Mais à la sortie de la salle, j'étais véritablement conquis par ce film profondément dérangeant qui ne convoque pas l’horreur là où on l’attend. Ici, pas de monstres tapageurs ni de mécaniques de peur démonstratives. Mother’s Baby s’attaque à une terreur bien plus sournoise : celle du quotidien bouleversé, celle de l'inconnu qui fait voler vos certitudes, celle de la maternité dans ce qu’elle a de plus fragile et de plus vertigineux.
Le film traite avec une justesse troublante de la difficulté de devenir mère. Tout sonne vrai des gestes aux inquiétudes. Mais très vite, une question s’insinue, lente mais corrosive, une question qui ne quittera plus jamais l’héroïne - formidablement incarnée par Marie Leuenberger - et le spectateur, une question dont on se passerait bien dans cet ouragan que sont les premiers jours de parentalité : Est-ce réellement mon bébé ?
C’est là toute la force du film. Cette pression supplémentaire qui laisse planer le doute, en permanence, et nous plonge dans une perte de repères progressives aux côtés de l'héroïne, de son couple et de son entourage. Le récit épouse l’état mental de cette mère, chef d'orchestre à la ville, qui semblait jusqu'alors en plein contrôle de sa vie. Mais elle vacille, elle doute, elle s’épuise, au point de devenir presque étrangère à ses proches. Est-ce la fatigue ? La dépression post-partum ? La peur ? Ou autre chose, de plus indicible encore, de presque inconcevable ?

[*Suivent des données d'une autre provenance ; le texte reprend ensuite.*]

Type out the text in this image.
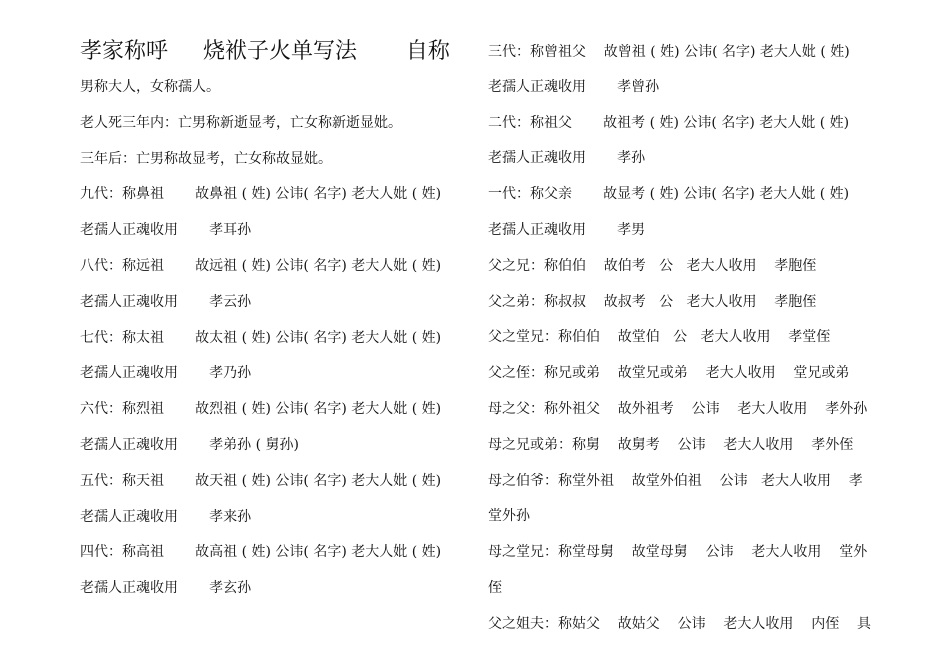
孝家称呼     烧袱子火单写法       自称
男称大人，女称孺人。
老人死三年内：亡男称新逝显考，亡女称新逝显妣。
三年后：亡男称故显考，亡女称故显妣。
九代：称鼻祖       故鼻祖 ( 姓) 公讳( 名字) 老大人妣 ( 姓)
老孺人正魂收用       孝耳孙
八代：称远祖       故远祖 ( 姓) 公讳( 名字) 老大人妣 ( 姓)
老孺人正魂收用       孝云孙
七代：称太祖       故太祖 ( 姓) 公讳( 名字) 老大人妣 ( 姓)
老孺人正魂收用       孝乃孙
六代：称烈祖       故烈祖 ( 姓) 公讳( 名字) 老大人妣 ( 姓)
老孺人正魂收用       孝弟孙 ( 舅孙)
五代：称天祖       故天祖 ( 姓) 公讳( 名字) 老大人妣 ( 姓)
老孺人正魂收用       孝来孙
四代：称高祖       故高祖 ( 姓) 公讳( 名字) 老大人妣 ( 姓)
老孺人正魂收用       孝玄孙
三代：称曾祖父    故曾祖 ( 姓) 公讳( 名字) 老大人妣 ( 姓)
老孺人正魂收用       孝曾孙
二代：称祖父       故祖考 ( 姓) 公讳( 名字) 老大人妣 ( 姓)
老孺人正魂收用       孝孙
一代：称父亲       故显考 ( 姓) 公讳( 名字) 老大人妣 ( 姓)
老孺人正魂收用       孝男
父之兄：称伯伯    故伯考   公   老大人收用    孝胞侄
父之弟：称叔叔    故叔考   公   老大人收用    孝胞侄
父之堂兄：称伯伯    故堂伯   公   老大人收用    孝堂侄
父之侄：称兄或弟    故堂兄或弟    老大人收用    堂兄或弟
母之父：称外祖父    故外祖考    公讳    老大人收用    孝外孙
母之兄或弟：称舅    故舅考    公讳    老大人收用    孝外侄
母之伯爷：称堂外祖    故堂外伯祖    公讳   老大人收用    孝
堂外孙
母之堂兄：称堂母舅    故堂母舅    公讳    老大人收用    堂外
侄
父之姐夫：称姑父    故姑父    公讳    老大人收用    内侄    具
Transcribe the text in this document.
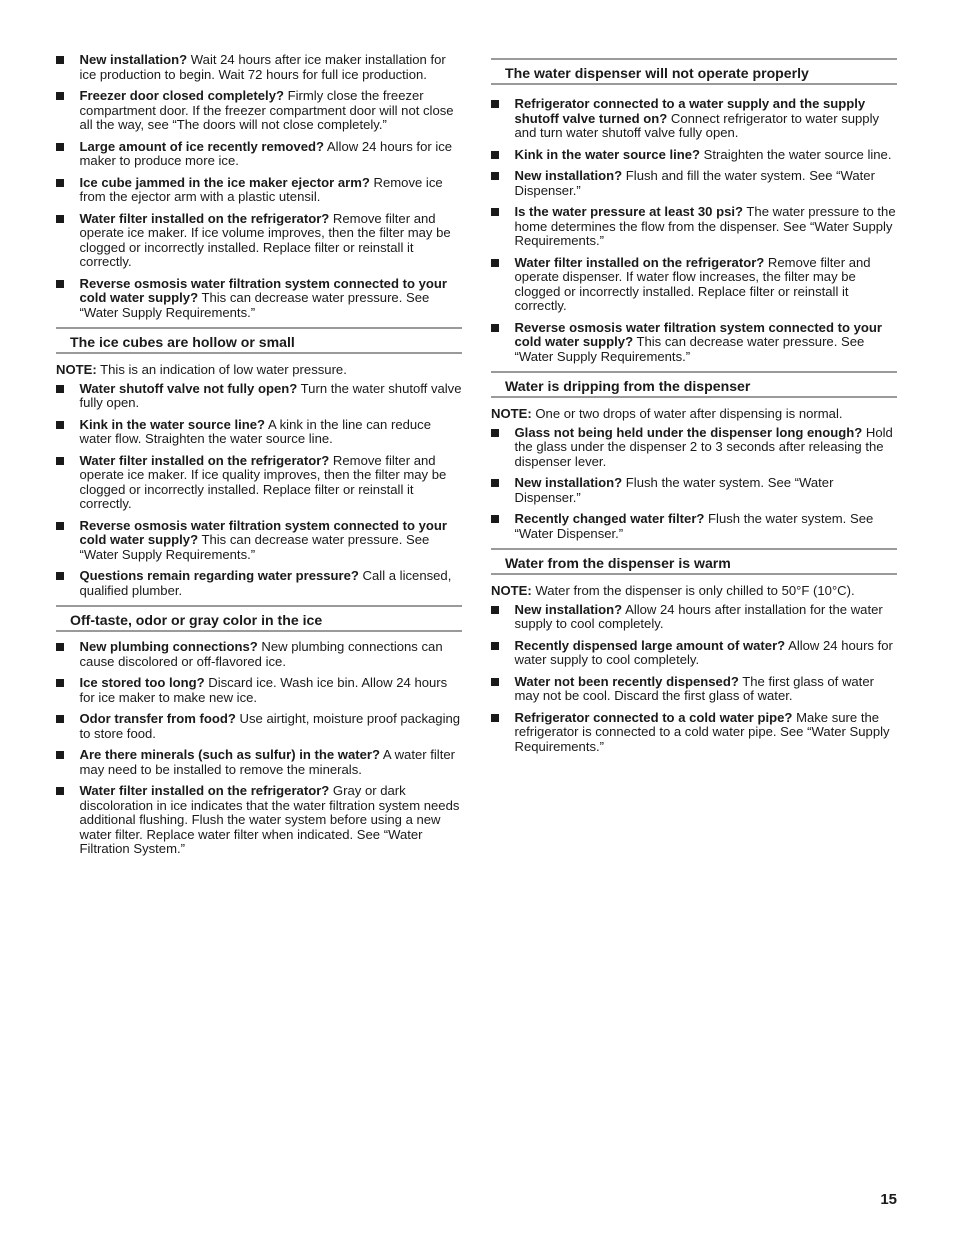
New installation? Wait 24 hours after ice maker installation for ice production to begin. Wait 72 hours for full ice production.
Freezer door closed completely? Firmly close the freezer compartment door. If the freezer compartment door will not close all the way, see “The doors will not close completely.”
Large amount of ice recently removed? Allow 24 hours for ice maker to produce more ice.
Ice cube jammed in the ice maker ejector arm? Remove ice from the ejector arm with a plastic utensil.
Water filter installed on the refrigerator? Remove filter and operate ice maker. If ice volume improves, then the filter may be clogged or incorrectly installed. Replace filter or reinstall it correctly.
Reverse osmosis water filtration system connected to your cold water supply? This can decrease water pressure. See “Water Supply Requirements.”
The ice cubes are hollow or small

NOTE: This is an indication of low water pressure.

Water shutoff valve not fully open? Turn the water shutoff valve fully open.
Kink in the water source line? A kink in the line can reduce water flow. Straighten the water source line.
Water filter installed on the refrigerator? Remove filter and operate ice maker. If ice quality improves, then the filter may be clogged or incorrectly installed. Replace filter or reinstall it correctly.
Reverse osmosis water filtration system connected to your cold water supply? This can decrease water pressure. See “Water Supply Requirements.”
Questions remain regarding water pressure? Call a licensed, qualified plumber.
Off-taste, odor or gray color in the ice
New plumbing connections? New plumbing connections can cause discolored or off-flavored ice.
Ice stored too long? Discard ice. Wash ice bin. Allow 24 hours for ice maker to make new ice.
Odor transfer from food? Use airtight, moisture proof packaging to store food.
Are there minerals (such as sulfur) in the water? A water filter may need to be installed to remove the minerals.
Water filter installed on the refrigerator? Gray or dark discoloration in ice indicates that the water filtration system needs additional flushing. Flush the water system before using a new water filter. Replace water filter when indicated. See “Water Filtration System.”
The water dispenser will not operate properly
Refrigerator connected to a water supply and the supply shutoff valve turned on? Connect refrigerator to water supply and turn water shutoff valve fully open.
Kink in the water source line? Straighten the water source line.
New installation? Flush and fill the water system. See “Water Dispenser.”
Is the water pressure at least 30 psi? The water pressure to the home determines the flow from the dispenser. See “Water Supply Requirements.”
Water filter installed on the refrigerator? Remove filter and operate dispenser. If water flow increases, the filter may be clogged or incorrectly installed. Replace filter or reinstall it correctly.
Reverse osmosis water filtration system connected to your cold water supply? This can decrease water pressure. See “Water Supply Requirements.”
Water is dripping from the dispenser

NOTE: One or two drops of water after dispensing is normal.

Glass not being held under the dispenser long enough? Hold the glass under the dispenser 2 to 3 seconds after releasing the dispenser lever.
New installation? Flush the water system. See “Water Dispenser.”
Recently changed water filter? Flush the water system. See “Water Dispenser.”
Water from the dispenser is warm

NOTE: Water from the dispenser is only chilled to 50°F (10°C).

New installation? Allow 24 hours after installation for the water supply to cool completely.
Recently dispensed large amount of water? Allow 24 hours for water supply to cool completely.
Water not been recently dispensed? The first glass of water may not be cool. Discard the first glass of water.
Refrigerator connected to a cold water pipe? Make sure the refrigerator is connected to a cold water pipe. See “Water Supply Requirements.”
15
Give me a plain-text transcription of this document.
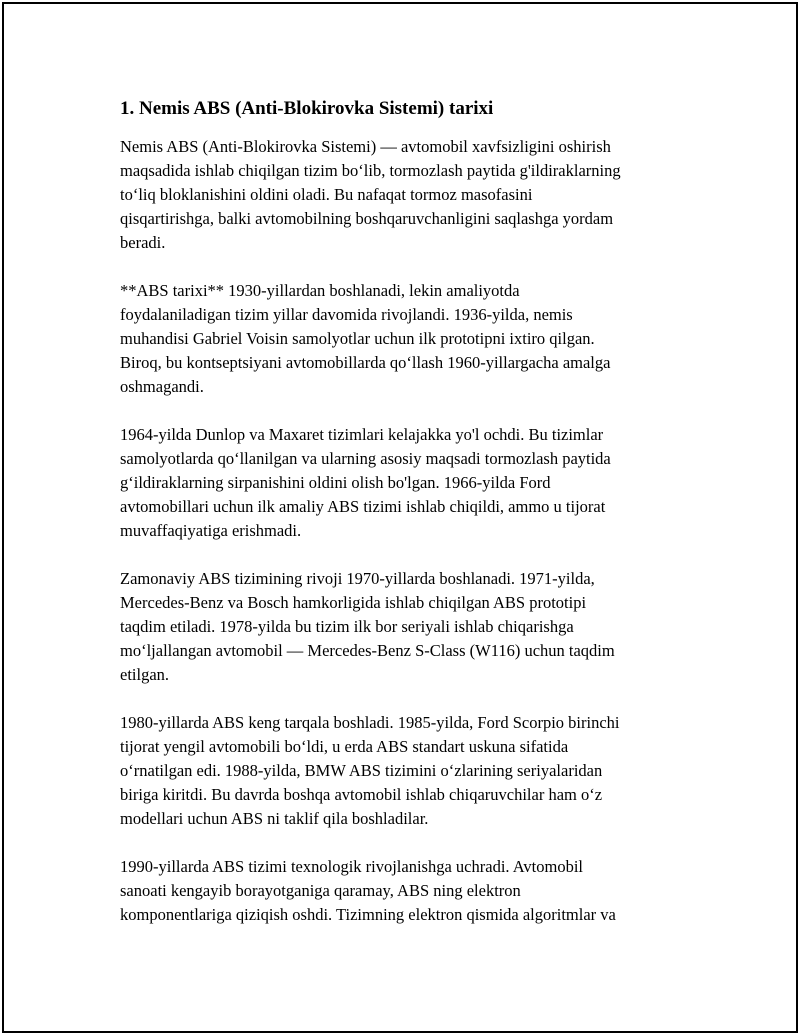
1. Nemis ABS (Anti-Blokirovka Sistemi) tarixi

Nemis ABS (Anti-Blokirovka Sistemi) — avtomobil xavfsizligini oshirish
maqsadida ishlab chiqilgan tizim bo‘lib, tormozlash paytida g'ildiraklarning
to‘liq bloklanishini oldini oladi. Bu nafaqat tormoz masofasini
qisqartirishga, balki avtomobilning boshqaruvchanligini saqlashga yordam
beradi.

**ABS tarixi** 1930-yillardan boshlanadi, lekin amaliyotda
foydalaniladigan tizim yillar davomida rivojlandi. 1936-yilda, nemis
muhandisi Gabriel Voisin samolyotlar uchun ilk prototipni ixtiro qilgan.
Biroq, bu kontseptsiyani avtomobillarda qo‘llash 1960-yillargacha amalga
oshmagandi.

1964-yilda Dunlop va Maxaret tizimlari kelajakka yo'l ochdi. Bu tizimlar
samolyotlarda qo‘llanilgan va ularning asosiy maqsadi tormozlash paytida
g‘ildiraklarning sirpanishini oldini olish bo'lgan. 1966-yilda Ford
avtomobillari uchun ilk amaliy ABS tizimi ishlab chiqildi, ammo u tijorat
muvaffaqiyatiga erishmadi.

Zamonaviy ABS tizimining rivoji 1970-yillarda boshlanadi. 1971-yilda,
Mercedes-Benz va Bosch hamkorligida ishlab chiqilgan ABS prototipi
taqdim etiladi. 1978-yilda bu tizim ilk bor seriyali ishlab chiqarishga
mo‘ljallangan avtomobil — Mercedes-Benz S-Class (W116) uchun taqdim
etilgan.

1980-yillarda ABS keng tarqala boshladi. 1985-yilda, Ford Scorpio birinchi
tijorat yengil avtomobili bo‘ldi, u erda ABS standart uskuna sifatida
o‘rnatilgan edi. 1988-yilda, BMW ABS tizimini o‘zlarining seriyalaridan
biriga kiritdi. Bu davrda boshqa avtomobil ishlab chiqaruvchilar ham o‘z
modellari uchun ABS ni taklif qila boshladilar.

1990-yillarda ABS tizimi texnologik rivojlanishga uchradi. Avtomobil
sanoati kengayib borayotganiga qaramay, ABS ning elektron
komponentlariga qiziqish oshdi. Tizimning elektron qismida algoritmlar va
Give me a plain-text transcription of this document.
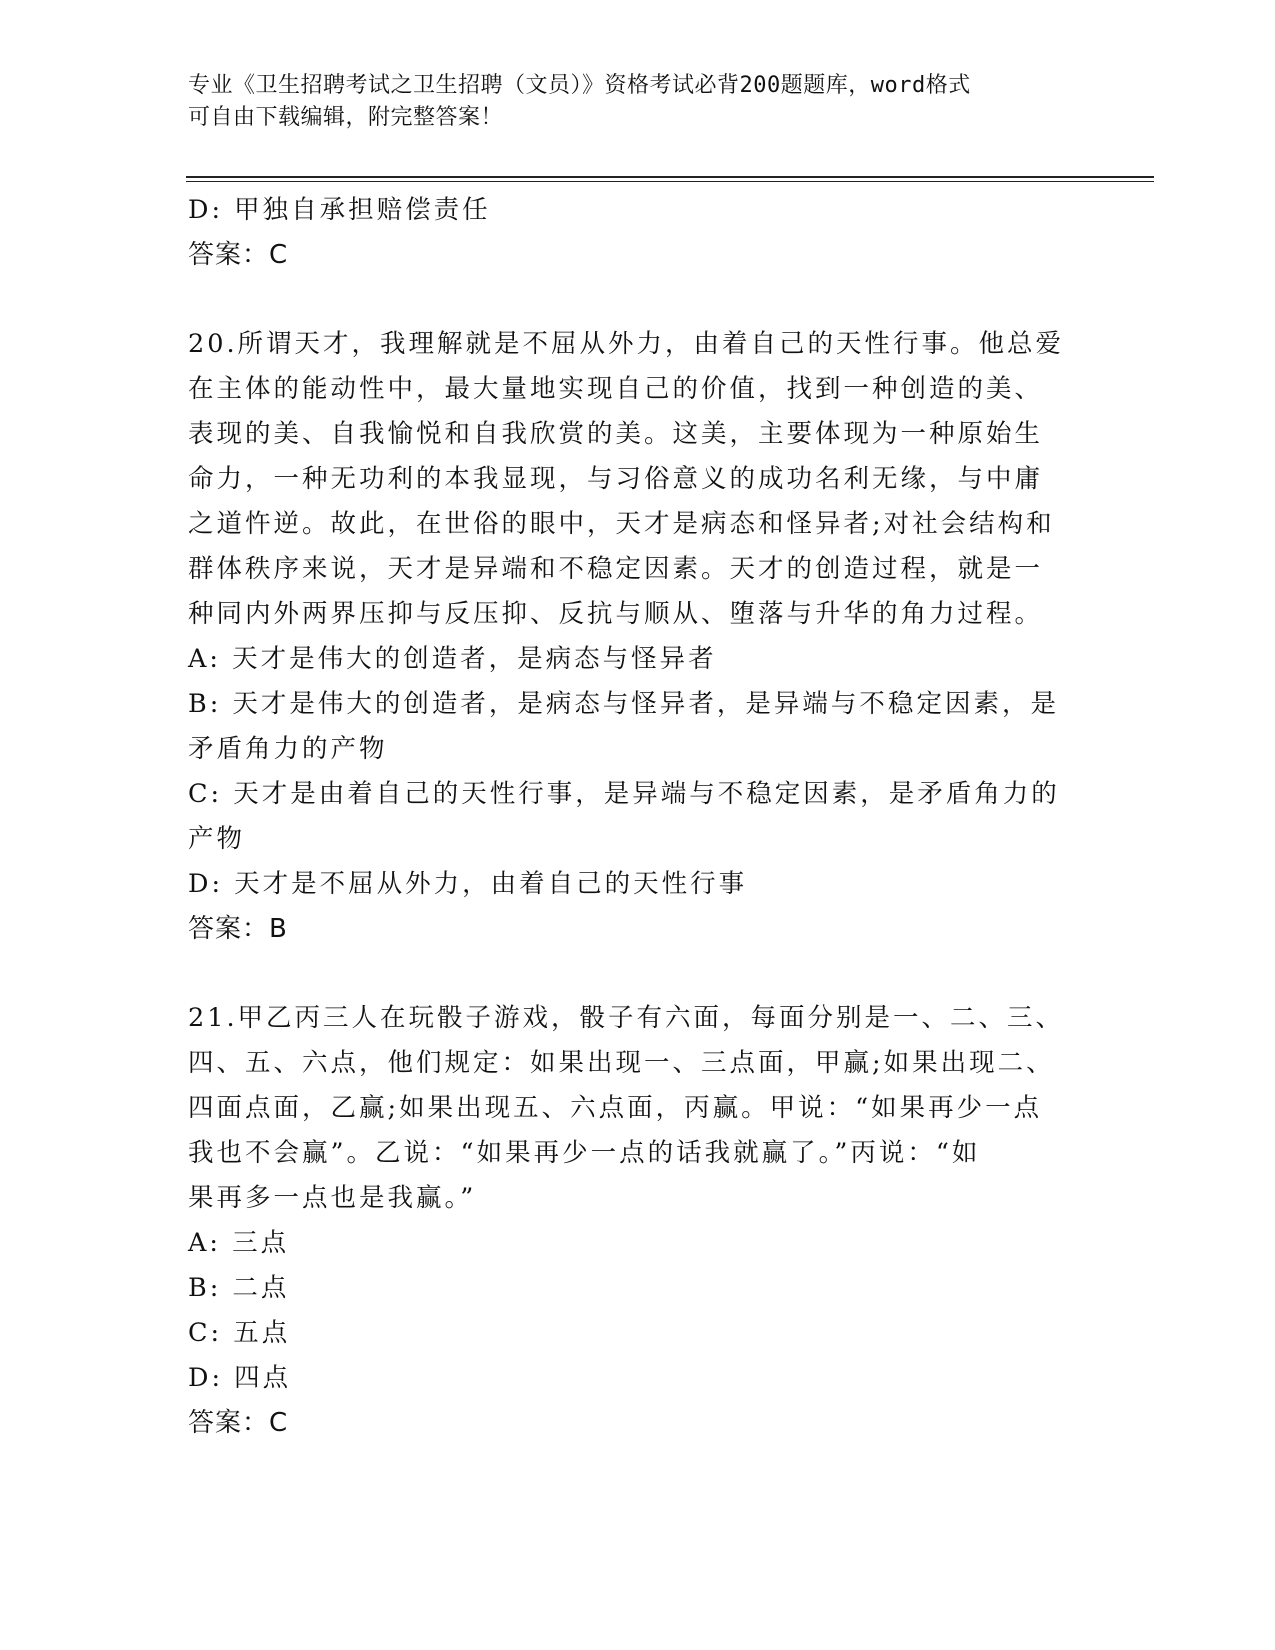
专业《卫生招聘考试之卫生招聘（文员）》资格考试必背200题题库，word格式
可自由下载编辑，附完整答案！
D: 甲独自承担赔偿责任
答案：C
20.所谓天才，我理解就是不屈从外力，由着自己的天性行事。他总爱
在主体的能动性中，最大量地实现自己的价值，找到一种创造的美、
表现的美、自我愉悦和自我欣赏的美。这美，主要体现为一种原始生
命力，一种无功利的本我显现，与习俗意义的成功名利无缘，与中庸
之道忤逆。故此，在世俗的眼中，天才是病态和怪异者;对社会结构和
群体秩序来说，天才是异端和不稳定因素。天才的创造过程，就是一
种同内外两界压抑与反压抑、反抗与顺从、堕落与升华的角力过程。
A: 天才是伟大的创造者，是病态与怪异者
B: 天才是伟大的创造者，是病态与怪异者，是异端与不稳定因素，是
矛盾角力的产物
C: 天才是由着自己的天性行事，是异端与不稳定因素，是矛盾角力的
产物
D: 天才是不屈从外力，由着自己的天性行事
答案：B
21.甲乙丙三人在玩骰子游戏，骰子有六面，每面分别是一、二、三、
四、五、六点，他们规定：如果出现一、三点面，甲赢;如果出现二、
四面点面，乙赢;如果出现五、六点面，丙赢。甲说：“如果再少一点
我也不会赢”。乙说：“如果再少一点的话我就赢了。”丙说：“如
果再多一点也是我赢。”
A: 三点
B: 二点
C: 五点
D: 四点
答案：C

Mother’s Baby avance sur cette ligne de crête entre lucidité et folie naissante, exploitant avec une intelligence redoutable tout ce que la maternité nouvelle peut avoir d’angoissant, d’inhumain même. Le film ose montrer le pire, sans jamais juger : la solitude, la dépossession de soi, la peur de l’inconnu mêlée à celle de l’erreur irréversible.
Et puis vient le final. Longtemps contenu, le fantastique, jusqu’alors suggéré, murmuré, finit par surgir. Non pas comme une révélation tapageuse, mais comme une délivrance macabre, une sorte d’ode sombre et débordante d'amour à la maternité, à ce lien sacré entre une mère et son enfant. Une conclusion qui donne enfin forme à l’angoisse.
Johanna Moder qui a présenté son film comme une histoire d'horreur sème le doute avec une précision chirurgicale en s’appuyant sur tout ce qui rend cette période fondatrice si difficile, si violente parfois - la peur de l’inconnu, celle des doutes, celle de la découverte, des expériences - en y ajoutant une touche diffuse de fantastique bienvenue.